Он продребезжал коротко смехом. Поставил на стол самовар, глядя на него, не на меня. Сказал неторопливо, – голосок тоненький, как у птицы:

– Что же вам сказать на это?.. Бедниться не буду; рука, действительно, точная у меня на такие бумаги…

Раз уж вы одну прочли, то и о других знаете, – я так полагаю, и таиться тут не к чему. Да и не привыкать слышать мне: ушник, мол, доносчик, поклепные письма мастер строчить!.. Но и еще не забывайте, какое тогда шаткое времечко было: или на меня кто удавку сладит, или я на него, – головы наши на нитке держались, вот что!.. И другое омалить никак нельзя: каждая война в человеке зверя будит, – это закон. Вы скажете: патриотизм, всенародность, за правое дело, против черных сил, – все верно. Но кровь-то и у черных, и у всяких сил черная, когда застынет, и отмыть ее ох как трудно!
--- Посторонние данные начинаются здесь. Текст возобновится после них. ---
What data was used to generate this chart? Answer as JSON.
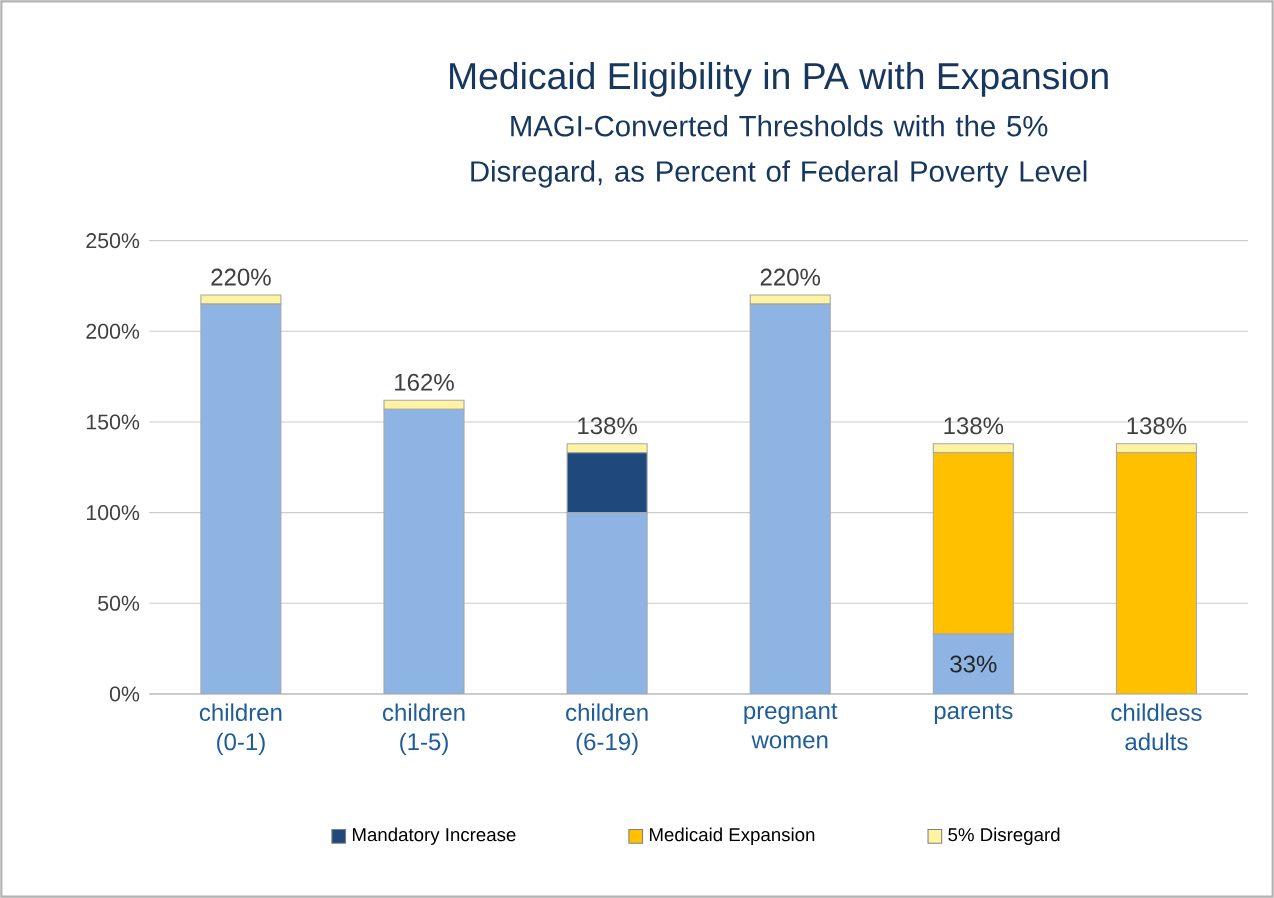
{
  "chart_data": {
    "type": "bar",
    "stacked": true,
    "title": "Medicaid Eligibility in PA with Expansion",
    "subtitle": "MAGI-Converted Thresholds with the 5% Disregard, as Percent of Federal Poverty Level",
    "categories": [
      "children (0-1)",
      "children (1-5)",
      "children (6-19)",
      "pregnant women",
      "parents",
      "childless adults"
    ],
    "series": [
      {
        "color": "#8eb4e3",
        "values": [
          215,
          157,
          100,
          215,
          33,
          0
        ],
        "value_labels": [
          null,
          null,
          null,
          null,
          "33%",
          null
        ]
      },
      {
        "name": "Mandatory Increase",
        "color": "#1f497d",
        "values": [
          0,
          0,
          33,
          0,
          0,
          0
        ]
      },
      {
        "name": "Medicaid Expansion",
        "color": "#ffc000",
        "values": [
          0,
          0,
          0,
          0,
          100,
          133
        ]
      },
      {
        "name": "5% Disregard",
        "color": "#fff2a0",
        "values": [
          5,
          5,
          5,
          5,
          5,
          5
        ]
      }
    ],
    "totals": [
      "220%",
      "162%",
      "138%",
      "220%",
      "138%",
      "138%"
    ],
    "ylim": [
      0,
      250
    ],
    "yticks": [
      {
        "value": 0,
        "label": "0%"
      },
      {
        "value": 50,
        "label": "50%"
      },
      {
        "value": 100,
        "label": "100%"
      },
      {
        "value": 150,
        "label": "150%"
      },
      {
        "value": 200,
        "label": "200%"
      },
      {
        "value": 250,
        "label": "250%"
      }
    ],
    "grid": "y",
    "legend": "bottom"
  }
}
Даже если на праведников она пала. А если злой человек испробовал кровь пролить? Вы думаете, ему не всласть это? Если злой-то человек да с автоматом пять лет прошагал! Или даже без автомата – на краю, над пропастью постоял, – что он в ней увидел, что в себе развязал? О-о! Как голову подняла дурь всякая, такая, что всех и все перепляшет, что говорить!..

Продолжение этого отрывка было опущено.